Nous sommes restés baba devant son chef d’œuvre de Doha en mai. Pas un tour de magie. Onze mois seulement après la naissance de sa fille, Athéna, elle ciselé son sixième sacre mondial avec la rage. Après trois premiers tours accrochés, elle a piétiné la concurrence avec la même assurance pré-grossesse. En août, au Masters à Budapest, elle livre deux grosses batailles face aux Japonaises Nabekura puis Takaichi. Ça passe sur la première, pas contre la deuxième au bout d’un duel de 9 minutes irrespirables. Elle conclura tout de même avec un bronze qui lui a laissé un grand sourire et des axes de travail. Judo, jiujitsu-brésilien et ‘mouvement’ sont toujours à son menu. Elle a haussé le curseur physique.

"Je me suis dit que je devais démarrer plus fort mes combats. Je mets moins d’impact physique que par le passé, je tâtonne, je jauge. Si tu fais ça tu cours derrière au score à cause des pénalités. Si je mets cette forte intensité l’adversaire ne tiendra pas", annonce-t-elle. En mode Mike Tyson ! A la manière d’une Audrey Tcheuméo capable d’inscrire l’adversaire dans le tatami dès la première minute, dès la première séquence. Plus question donc de laisser les combats s’éterniser. La capacité à finir est prépondérante dans des journées bien fournies en combat. Laisser des plumes dans un golden score (prolongation), c’est autant d’énergie en moins au tour suivant.

"Je vais chercher de la sérénité, me jauger"

Manon Deketer, troisième des Mondiaux 2022 (en l’absence d’Agbégnénou), revient d’une rupture des ligaments croisés. D’ici Paris 2024, la concurrence sera internationale. "L’envie est revenue", clame-t-elle ce mardi d’octobre sur le tatami de l’Insep. A Montpellier, Agbégnénou va avoir de quoi tester ses nouvelles armes. La Kosovarde Fazliu, numéro une mondiale, la Britannique Renshall, l’Israélienne Sharir, la Portugaise Timo. Il ne manquera aucune fille forte à l’appel. Fazliu a battu la Française lors de sa première compétition individuelle d’après grossesse. Elle avait célébré ce succès comme on fête une médaille. Depuis, la jeune femme aux cheveux courts a pris une autre dimension en gagnant le Masters grâce à sa poigne d’airain.

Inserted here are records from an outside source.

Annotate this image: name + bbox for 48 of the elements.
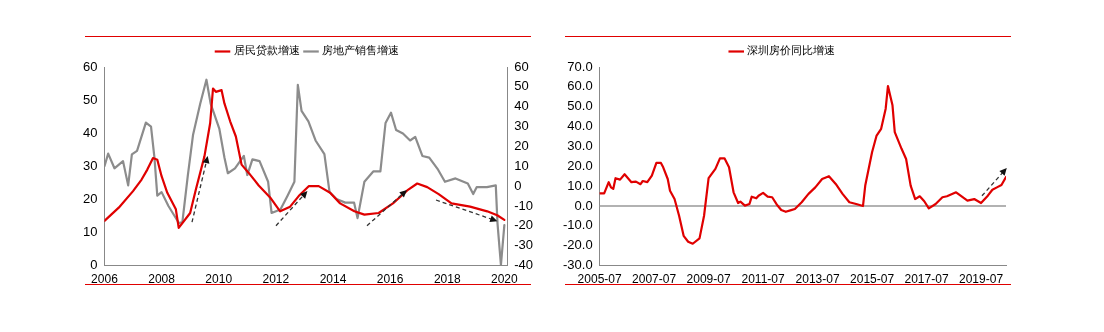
x-tick-label: 2015-07 [850,272,895,287]
x-tick-label: 2017-07 [904,272,949,287]
legend-label: 房地产销售增速 [322,44,399,58]
x-tick-label: 2006 [91,272,119,287]
y-tick-label: 20.0 [567,157,593,173]
x-tick-label: 2009-07 [686,272,731,287]
y-tick-label: -30.0 [562,257,593,273]
y2-tick-label: -30 [514,237,534,253]
x-tick-label: 2019-07 [959,272,1004,287]
y-tick-label: 60 [82,58,98,74]
y2-tick-label: -40 [514,257,534,273]
y-tick-label: 50 [82,91,98,107]
y-tick-label: -20.0 [562,237,593,253]
y-tick-label: 10 [82,224,98,240]
x-tick-label: 2007-07 [632,272,677,287]
legend-label: 深圳房价同比增速 [747,44,836,58]
y2-tick-label: 20 [514,138,529,154]
x-tick-label: 2016 [376,272,404,287]
x-tick-label: 2014 [319,272,347,287]
y-tick-label: 40 [82,124,98,140]
x-tick-label: 2008 [148,272,176,287]
y-tick-label: 0 [90,257,98,273]
x-tick-label: 2012 [262,272,290,287]
y-tick-label: 70.0 [567,58,593,74]
x-tick-label: 2013-07 [795,272,840,287]
y-tick-label: 30.0 [567,138,593,154]
y-tick-label: 60.0 [567,78,593,94]
y-tick-label: 40.0 [567,118,593,134]
y2-tick-label: -10 [514,197,534,213]
y2-tick-label: -20 [514,217,534,233]
y2-tick-label: 40 [514,98,529,114]
y-tick-label: 50.0 [567,98,593,114]
x-tick-label: 2010 [205,272,233,287]
y2-tick-label: 0 [514,177,522,193]
x-tick-label: 2005-07 [577,272,622,287]
x-tick-label: 2018 [433,272,461,287]
y-tick-label: 0.0 [574,197,593,213]
y-tick-label: 10.0 [567,177,593,193]
legend-label: 居民贷款增速 [233,44,300,58]
y2-tick-label: 60 [514,58,529,74]
y2-tick-label: 10 [514,157,529,173]
y-tick-label: 20 [82,190,98,206]
y-tick-label: -10.0 [562,217,593,233]
y-tick-label: 30 [82,157,98,173]
y2-tick-label: 30 [514,118,529,134]
y2-tick-label: 50 [514,78,529,94]
x-tick-label: 2020 [491,272,519,287]
x-tick-label: 2011-07 [741,272,785,287]
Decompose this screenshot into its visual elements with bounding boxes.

Agbégnénou n’est pas du genre à tendre deux fois la joue : "Je vais chercher de la sérénité, me jauger, mettre les pendules à l’heure et surtout leur mettre un impact psychologique ce serait bien. Ce serait bien de gagner en ayant mis un impact physique comme ça les filles se diront ‘elle est revenue, ça va être très compliqué’." Elle avoue qu’elle doit toujours jongler avec de bonnes doses de fatigue. Le régime aussi est un tout petit plus compliqué avec un kilo supplémentaire à faire disparaître au moment de la balance. Après Montpellier, on ne le reverra à l’ouvrage que début 2024 au tournoi de Paris. La saison prochaine ne sera vraisemblablement pas sa dernière. Ses derniers JO oui mais pas le point final de sa carrière maousse.

A 30 ans, elle garde l’esprit léger sachant bien quel lièvre est le plus important à courser. Elle ne parle pas de sa 17e place mondiale qui ne lui offre pas pour le moment un statut de tête de série. Le viseur est posé sur le 30 juillet 2024 : "la seule chose grave ce serait de perdre aux JO. Cet Euro ce sont des prises d’informations, de l’entraînement. Si je perds tout avant les JO et que je gagne à Paris ça me va. L’objectif c’est d’y arriver prête et opérationnelle." Le rendez-vous montpelliérain va regorger d’informations pour le logiciel Agbégnénou. En attendant la prochaine mise à jour.